Although the specifics of the molecular chains and bonds that drive the engine of life are beyond me, the basic gist of what’s going on isn’t that difficult to understand. You’ve got DNA that is basically the blueprints of the proteins you want to build. You’ve got messenger RNA (mRNA) that reads those blueprints and carries the instructions to the workers, sort of like a foreman. You’ve got transmission RNA (tRNA) that – on the orders of the foreman – goes out and gets construction materials. And finally you’ve got ribosomes that are both the workers and the factory that assembles the materials. The end results are proteins that do things throughout the organism that makes the whole process possible to keep chugging along.
That’s life in a nutshell. Every single complex bit of it. Not all that difficult, right?
A group of researchers from the University of Illinois recently had an interesting question; which pieces of the manufacturing puzzle are the most ancient? Evidence has already supported the insight that life was chugging along well before DNA came on the scene, but what parts of the RNA juggernaut came first?
The scientists answered this question by cataloguing the different gears, springs, and motors that work together to keep the machinery running along. Called domains, these distinct subareas of the foremen, runners, and messengers can vary from organism to organism. The scientists figured that if only a few branches on the tree of life have a particular widget, then it probably cropped up fairly recently. But if every branch of the tree of life, including the trunk, has a specific cog, then it’s probably been around a long, long time, and has been passed down through the ages from the most basic forms of life.
They found that the most ancient pieces are found on tRNA synthetases, enzymes that “read” the genetic information embedded in the “materials list” and attach the appropriate building blocks. Specifically, the code that activates the attaching – and the deleting of mistakes – has been around the longest.
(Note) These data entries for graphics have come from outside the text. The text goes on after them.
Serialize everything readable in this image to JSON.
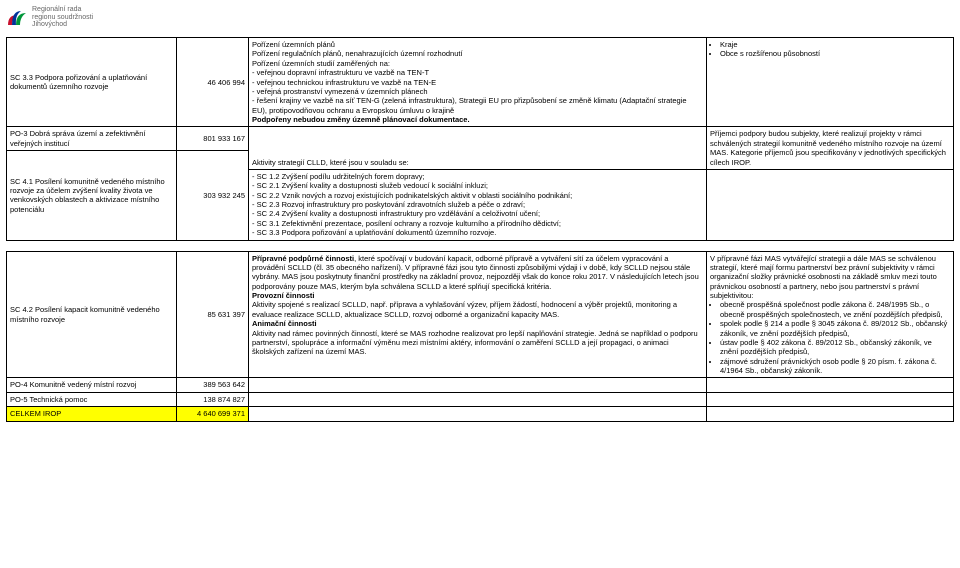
{
  "logo": {
    "line1": "Regionální rada",
    "line2": "regionu soudržnosti",
    "line3": "Jihovýchod",
    "red": "#c8102e",
    "blue": "#003399",
    "green": "#009639"
  },
  "cols": {
    "c1": 170,
    "c2": 70,
    "c3": 450,
    "c4": 240
  },
  "rows": {
    "r1": {
      "label": "SC 3.3 Podpora pořizování a uplatňování dokumentů územního rozvoje",
      "amount": "46 406 994",
      "desc": "  Pořízení územních plánů\n  Pořízení regulačních plánů, nenahrazujících územní rozhodnutí\n  Pořízení územních studií zaměřených na:\n- veřejnou dopravní infrastrukturu ve vazbě na TEN-T\n- veřejnou technickou infrastrukturu ve vazbě na TEN-E\n- veřejná prostranství vymezená v územních plánech\n- řešení krajiny ve vazbě na síť TEN-G (zelená infrastruktura), Strategii EU pro přizpůsobení se změně klimatu (Adaptační strategie EU), protipovodňovou ochranu a Evropskou úmluvu o krajině\nPodpořeny nebudou změny územně plánovací dokumentace.",
      "right_bullets": [
        "Kraje",
        "Obce s rozšířenou působností"
      ]
    },
    "r2": {
      "label": "PO-3 Dobrá správa území a zefektivnění veřejných institucí",
      "amount": "801 933 167"
    },
    "r3": {
      "desc": "  Aktivity strategií CLLD, které jsou v souladu se:",
      "right": "Příjemci podpory budou subjekty, které realizují projekty v rámci schválených strategií komunitně vedeného místního rozvoje na území MAS. Kategorie příjemců jsou specifikovány v jednotlivých specifických cílech IROP."
    },
    "r4": {
      "label": "SC 4.1 Posílení komunitně vedeného místního rozvoje za účelem zvýšení kvality života ve venkovských oblastech a aktivizace místního potenciálu",
      "amount": "303 932 245",
      "desc": "- SC 1.2 Zvýšení podílu udržitelných forem dopravy;\n- SC 2.1 Zvýšení kvality a dostupnosti služeb vedoucí k sociální inkluzi;\n- SC 2.2 Vznik nových a rozvoj existujících podnikatelských aktivit v oblasti sociálního podnikání;\n- SC 2.3 Rozvoj infrastruktury pro poskytování zdravotních služeb a péče o zdraví;\n- SC 2.4 Zvýšení kvality a dostupnosti infrastruktury pro vzdělávání a celoživotní učení;\n- SC 3.1 Zefektivnění prezentace, posílení ochrany a rozvoje kulturního a přírodního dědictví;\n- SC 3.3 Podpora pořizování a uplatňování dokumentů územního rozvoje."
    },
    "r5": {
      "label": "SC 4.2 Posílení kapacit komunitně vedeného místního rozvoje",
      "amount": "85 631 397",
      "desc_p1_lead": "  Přípravné podpůrné činnosti",
      "desc_p1": ", které spočívají v budování kapacit, odborné přípravě a vytváření sítí za účelem vypracování a provádění SCLLD (čl. 35 obecného nařízení). V přípravné fázi jsou tyto činnosti způsobilými výdaji i v době, kdy SCLLD nejsou stále vybrány. MAS jsou poskytnuty finanční prostředky na základní provoz, nejpozději však do konce roku 2017. V následujících letech jsou podporovány pouze MAS, kterým byla schválena SCLLD a které splňují specifická kritéria.",
      "desc_p2_lead": "  Provozní činnosti",
      "desc_p2": "Aktivity spojené s realizací SCLLD, např. příprava a vyhlašování výzev, příjem žádostí, hodnocení a výběr projektů, monitoring a evaluace realizace SCLLD, aktualizace SCLLD, rozvoj odborné a organizační kapacity MAS.",
      "desc_p3_lead": "  Animační činnosti",
      "desc_p3": "Aktivity nad rámec povinných činností, které se MAS rozhodne realizovat pro lepší naplňování strategie. Jedná se například o podporu partnerství, spolupráce a informační výměnu mezi místními aktéry, informování o zaměření SCLLD a její propagaci, o animaci školských zařízení na území MAS.",
      "right_intro": "V přípravné fázi MAS vytvářející strategii a dále MAS se schválenou strategií, které mají formu partnerství bez právní subjektivity v rámci organizační složky právnické osobnosti na základě smluv mezi touto právnickou osobností a partnery, nebo jsou partnerství s právní subjektivitou:",
      "right_bullets": [
        "obecně prospěšná společnost podle zákona č. 248/1995 Sb., o obecně prospěšných společnostech, ve znění pozdějších předpisů,",
        "spolek podle § 214 a podle § 3045 zákona č. 89/2012 Sb., občanský zákoník, ve znění pozdějších předpisů,",
        "ústav podle § 402 zákona č. 89/2012 Sb., občanský zákoník, ve znění pozdějších předpisů,",
        "zájmové sdružení právnických osob podle § 20 písm. f. zákona č. 4/1964 Sb., občanský zákoník."
      ]
    },
    "r6": {
      "label": "PO-4 Komunitně vedený místní rozvoj",
      "amount": "389 563 642"
    },
    "r7": {
      "label": "PO-5 Technická pomoc",
      "amount": "138 874 827"
    },
    "r8": {
      "label": "CELKEM IROP",
      "amount": "4 640 699 371"
    }
  }
}
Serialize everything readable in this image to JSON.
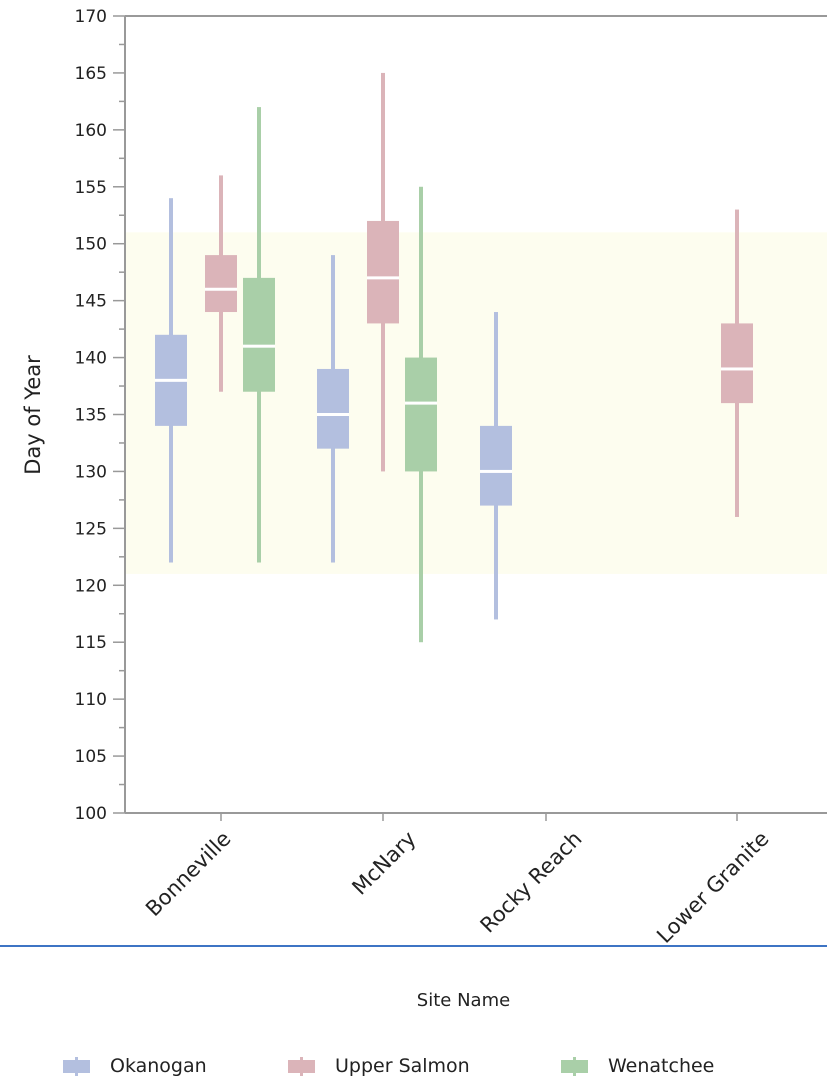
{
  "chart_data": {
    "type": "box",
    "xlabel": "Site Name",
    "ylabel": "Day of Year",
    "ylim": [
      100,
      170
    ],
    "yticks": [
      100,
      105,
      110,
      115,
      120,
      125,
      130,
      135,
      140,
      145,
      150,
      155,
      160,
      165,
      170
    ],
    "reference_band": [
      121,
      151
    ],
    "categories": [
      "Bonneville",
      "McNary",
      "Rocky Reach",
      "Lower Granite"
    ],
    "series": [
      {
        "name": "Okanogan",
        "color": "#b3bfdf",
        "boxes": [
          {
            "category": "Bonneville",
            "min": 122,
            "q1": 134,
            "median": 138,
            "q3": 142,
            "max": 154
          },
          {
            "category": "McNary",
            "min": 122,
            "q1": 132,
            "median": 135,
            "q3": 139,
            "max": 149
          },
          {
            "category": "Rocky Reach",
            "min": 117,
            "q1": 127,
            "median": 130,
            "q3": 134,
            "max": 144
          }
        ]
      },
      {
        "name": "Upper Salmon",
        "color": "#dbb4b9",
        "boxes": [
          {
            "category": "Bonneville",
            "min": 137,
            "q1": 144,
            "median": 146,
            "q3": 149,
            "max": 156
          },
          {
            "category": "McNary",
            "min": 130,
            "q1": 143,
            "median": 147,
            "q3": 152,
            "max": 165
          },
          {
            "category": "Lower Granite",
            "min": 126,
            "q1": 136,
            "median": 139,
            "q3": 143,
            "max": 153
          }
        ]
      },
      {
        "name": "Wenatchee",
        "color": "#a9cfa8",
        "boxes": [
          {
            "category": "Bonneville",
            "min": 122,
            "q1": 137,
            "median": 141,
            "q3": 147,
            "max": 162
          },
          {
            "category": "McNary",
            "min": 115,
            "q1": 130,
            "median": 136,
            "q3": 140,
            "max": 155
          }
        ]
      }
    ],
    "legend_position": "bottom"
  }
}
This indicates that these bits of machinery are even older than the genetic code. Millions of years ago, these molecular machines were busy attaching building blocks together based on free-floating instructions – there were no central blueprints that long ago. And in support of this fact, their structures are very similar to enzymes in existence today that put together proteins completely independent of DNA instructions.
So what were they doing if they weren’t reading DNA?
According to the researchers, these free-floating enzymes were busy forming dipeptides in some of the first proteins ever created on Earth. What’s more, these dipeptides are only found in rigid regions of proteins. So chances are that ancient proteins were not flexible and had much less functionality than today’s decedents, which can fold themselves into many different configurations to complete many different tasks.
Continuing down this path of logic, ancient proteins must have been made up of only rigid dipeptides, hindering their ability to perform multiple functions. Once DNA came along, however, having a master plan allowed RNA to begin building flexible protein pieces. Thus, the origin of DNA can be associated with protein flexibility.
“Our study offers an explanation for why there is a genetic code,” said Gustavo Caetano-Anollés, professor of crop sciences and bioinformatics. “[Genetics allowed proteins] to become flexible, thereby gaining a world of new molecular functions.”
The paper, “Structural Phylogenomics Retrodicts the Origin of the Genetic Code and Uncovers the Impact of Protein Flexibility,” was published in the Proceedings of the National Academy of Sciences by Caetano-Anolles, Derek Caetano-Anolles, and Minglei Wang, all of the University of Illinois.